The Colorado Avalanche have retired six of their jersey numbers. The four numbers retired by the franchise when they were in Quebec – J. C. Tremblay's number 3, Marc Tardif's number 8, Michel Goulet's number 16, and Peter Stastny's number 26 – were un-retired and put back into circulation when the franchise moved to Colorado. Also out of circulation is the number 99 which was retired league-wide for Wayne Gretzky on February 6, 2000. Gretzky did not play for the Avalanche franchise during his 20-year NHL career and no player in franchise history had ever worn the number 99 prior to its retirement.
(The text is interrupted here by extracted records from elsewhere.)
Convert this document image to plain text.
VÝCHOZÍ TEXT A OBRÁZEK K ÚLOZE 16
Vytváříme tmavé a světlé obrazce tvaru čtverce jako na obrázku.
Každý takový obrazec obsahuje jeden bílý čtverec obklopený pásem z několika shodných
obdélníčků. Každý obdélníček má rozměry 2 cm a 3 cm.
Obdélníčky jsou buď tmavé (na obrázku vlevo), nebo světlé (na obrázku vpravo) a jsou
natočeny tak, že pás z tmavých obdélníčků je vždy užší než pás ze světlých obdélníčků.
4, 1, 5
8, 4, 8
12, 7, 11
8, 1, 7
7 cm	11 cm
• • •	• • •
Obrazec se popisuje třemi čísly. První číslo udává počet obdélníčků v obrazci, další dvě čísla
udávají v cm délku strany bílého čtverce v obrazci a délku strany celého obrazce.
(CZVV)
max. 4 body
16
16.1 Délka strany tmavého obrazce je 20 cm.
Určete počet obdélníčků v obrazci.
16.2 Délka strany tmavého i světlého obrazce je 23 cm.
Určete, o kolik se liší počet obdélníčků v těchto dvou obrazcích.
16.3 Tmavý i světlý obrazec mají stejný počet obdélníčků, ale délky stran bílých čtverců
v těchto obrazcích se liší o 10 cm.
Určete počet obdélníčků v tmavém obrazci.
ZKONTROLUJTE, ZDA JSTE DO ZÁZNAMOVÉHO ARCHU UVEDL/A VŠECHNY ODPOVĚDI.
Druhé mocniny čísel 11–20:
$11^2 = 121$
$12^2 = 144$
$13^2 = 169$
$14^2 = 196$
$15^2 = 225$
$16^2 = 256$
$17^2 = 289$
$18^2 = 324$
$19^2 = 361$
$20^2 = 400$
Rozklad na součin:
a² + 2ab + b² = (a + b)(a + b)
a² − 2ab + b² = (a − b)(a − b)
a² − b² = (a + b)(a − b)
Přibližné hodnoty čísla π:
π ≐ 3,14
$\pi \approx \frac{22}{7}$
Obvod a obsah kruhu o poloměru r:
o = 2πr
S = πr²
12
Colorado Avalanche retired numbers
| Number | Player | Position | Years with Avalanche franchise as a player | Date of retirement ceremony | References |
|---|---|---|---|---|---|
| 19 | Joe Sakic | Center | 1988–2009 | October 1, 2009 |  |
| 21 | Peter Forsberg | Center | 1994–2004, 2008, 2011 | October 8, 2011 |  |
| 23 | Milan Hejduk | Right wing | 1998–2013 | January 6, 2018 |  |
| 33 | Patrick Roy | Goaltender | 1995–2003 | October 28, 2003 |  |
| 52 | Adam Foote | Defense | 1991–2004, 2008–2011 | November 2, 2013 |  |
| 77 | Ray Bourque | Defense | 2000–2001 | November 24, 2001 |  |

==Defunct team awards==

===O'Keefe Cup===
The O'Keefe Cup was an annual award given to the player who earned the most points from Star of the game selections throughout the regular season. It was discontinued when the franchise moved to Colorado in 1995.

| Season | Winner |
|---|---|
| 1979–80 | Real Cloutier |
| 1980–81 | Peter Stastny |
| 1981–82 | Peter Stastny |
| 1982–83 | Michel Goulet |
| 1983–84 | Peter Stastny |
| 1984–85 | Michel Goulet |

| Season | Winner |
|---|---|
| 1985–86 | Peter Stastny |
| 1986–87 | Michel Goulet |
| 1987–88 | Peter Stastny |
| 1988–89 | Paul Gillis |
| 1989–90 | Joe Sakic |
| 1990–91 | Joe Sakic |

| Season | Winner |
|---|---|
| 1991–92 | Mats Sundin |
| 1992–93 | Mats Sundin |
| 1993–94 | Joe Sakic |
| 1994–95 | Joe Sakic |

==Other awards==

Colorado Avalanche franchise players who have received non-NHL awards
| Award | Description | Winner | Season | References |
| Best NHL Player ESPY Award | Best NHL player of the last calendar year | Joe Sakic | 1997 |  |
| Golden Hockey Stick | Best Czech player | Milan Hejduk | 2002–03 |  |
| Viking Award | Most valuable Swedish player in NHL | Mats Sundin | 1992–93 |  |
1993–94
| Peter Forsberg | 1995–96 |
1997–98
1998–99

==Notes==

Shared with Patrik Elias of the New Jersey Devils.